Jim Smith 819/07/2021 13:42:19
29 forum posts
8 photos

I use my temperature controlled iron with reserved bits for repair welding (most) broken plastics. I got some large gauge copper wire which fitted my 'solder gun' which is pretty useless for most things due to its limited duty cycle. But with customised wire (bits) you can smooth and weld plastic. I fastened a scalpel blade to one wire bit which I use as a hot knife on plastic. I just bought some stainless staples off Ebay and made a copper adapter to hold them and plug in to the soldering gun.

Edited By Jim Smith 8 on 19/07/2021 13:42:52

John Haine19/07/2021 13:58:17
4106 forum posts
241 photos

Every electronics lab I have worked in used Weller, and they seem to be very reliable. You need a temp controlled iron with quite a high wattage, which makes it pretty versatile for a lot of other jobs. I think the bog standard Wellers are 60 watt and they have a good stand with built-in transformer. I have seen quite a few on eBay.

A cellulose cleaning sponge is very useful, keep it wet and use it often. Again the weller has a place for it on the stand. Weller have a clever system that controls the temperature by the curie point of a magnetic insert on the tip. Nevertheless if the iron is left on for too long the tinning on the tip can oxidise and it's really hard to remove it, so keep the tip clean and switch off when not in use. At the last place I worked they had more modern Wellers that switched on when removed from the stand and heated almost instantly - much better. Probably too small for general use though.

Alas I don't have a Weller, I have a temp controlled one from Maplin that's a few years old and of course tips are not available. Though it is quite high wattage the temperature control is not great and it eats tips. Fortunately it takes Weller tips though doesn't use the same temp control method. So another lesson there is to make sure that you get one where the supply of tips is reliable - another advantage of Weller.

John Haine19/07/2021 13:58:20
4106 forum posts
241 photos

Every electronics lab I have worked in used Weller, and they seem to be very reliable. You need a temp controlled iron with quite a high wattage, which makes it pretty versatile for a lot of other jobs. I think the bog standard Wellers are 60 watt and they have a good stand with built-in transformer. I have seen quite a few on eBay.

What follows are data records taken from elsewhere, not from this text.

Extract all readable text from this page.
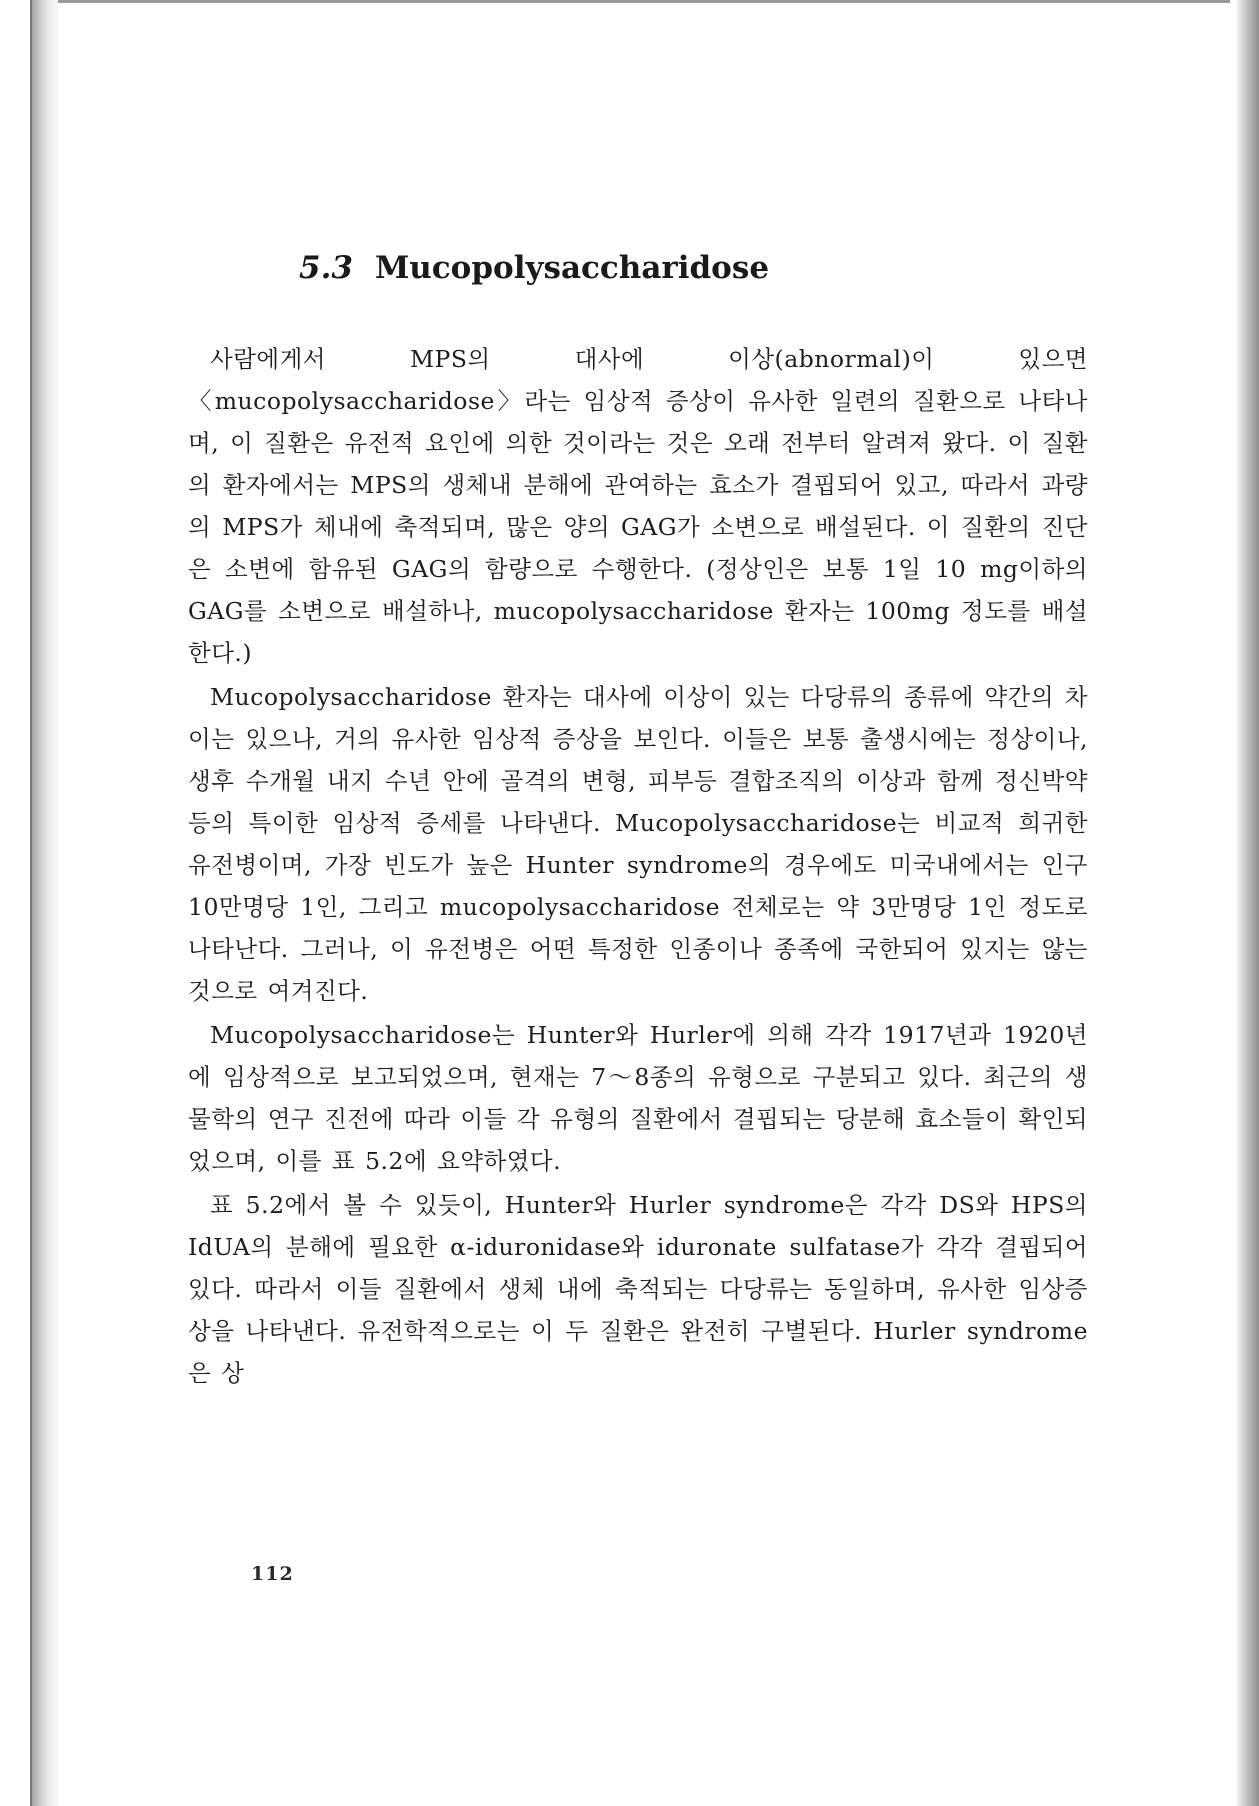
5.3 Mucopolysaccharidose

사람에게서 MPS의 대사에 이상(abnormal)이 있으면 〈mucopolysaccharidose〉라는 임상적 증상이 유사한 일련의 질환으로 나타나며, 이 질환은 유전적 요인에 의한 것이라는 것은 오래 전부터 알려져 왔다. 이 질환의 환자에서는 MPS의 생체내 분해에 관여하는 효소가 결핍되어 있고, 따라서 과량의 MPS가 체내에 축적되며, 많은 양의 GAG가 소변으로 배설된다. 이 질환의 진단은 소변에 함유된 GAG의 함량으로 수행한다. (정상인은 보통 1일 10 mg이하의 GAG를 소변으로 배설하나, mucopolysaccharidose 환자는 100mg 정도를 배설한다.)

Mucopolysaccharidose 환자는 대사에 이상이 있는 다당류의 종류에 약간의 차이는 있으나, 거의 유사한 임상적 증상을 보인다. 이들은 보통 출생시에는 정상이나, 생후 수개월 내지 수년 안에 골격의 변형, 피부등 결합조직의 이상과 함께 정신박약 등의 특이한 임상적 증세를 나타낸다. Mucopolysaccharidose는 비교적 희귀한 유전병이며, 가장 빈도가 높은 Hunter syndrome의 경우에도 미국내에서는 인구 10만명당 1인, 그리고 mucopolysaccharidose 전체로는 약 3만명당 1인 정도로 나타난다. 그러나, 이 유전병은 어떤 특정한 인종이나 종족에 국한되어 있지는 않는 것으로 여겨진다.

Mucopolysaccharidose는 Hunter와 Hurler에 의해 각각 1917년과 1920년에 임상적으로 보고되었으며, 현재는 7～8종의 유형으로 구분되고 있다. 최근의 생물학의 연구 진전에 따라 이들 각 유형의 질환에서 결핍되는 당분해 효소들이 확인되었으며, 이를 표 5.2에 요약하였다.

표 5.2에서 볼 수 있듯이, Hunter와 Hurler syndrome은 각각 DS와 HPS의 IdUA의 분해에 필요한 α-iduronidase와 iduronate sulfatase가 각각 결핍되어 있다. 따라서 이들 질환에서 생체 내에 축적되는 다당류는 동일하며, 유사한 임상증상을 나타낸다. 유전학적으로는 이 두 질환은 완전히 구별된다. Hurler syndrome은 상

112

A cellulose cleaning sponge is very useful, keep it wet and use it often. Again the weller has a place for it on the stand. Weller have a clever system that controls the temperature by the curie point of a magnetic insert on the tip. Nevertheless if the iron is left on for too long the tinning on the tip can oxidise and it's really hard to remove it, so keep the tip clean and switch off when not in use. At the last place I worked they had more modern Wellers that switched on when removed from the stand and heated almost instantly - much better. Probably too small for general use though.

Alas I don't have a Weller, I have a temp controlled one from Maplin that's a few years old and of course tips are not available. Though it is quite high wattage the temperature control is not great and it eats tips. Fortunately it takes Weller tips though doesn't use the same temp control method. So another lesson there is to make sure that you get one where the supply of tips is reliable - another advantage of Weller.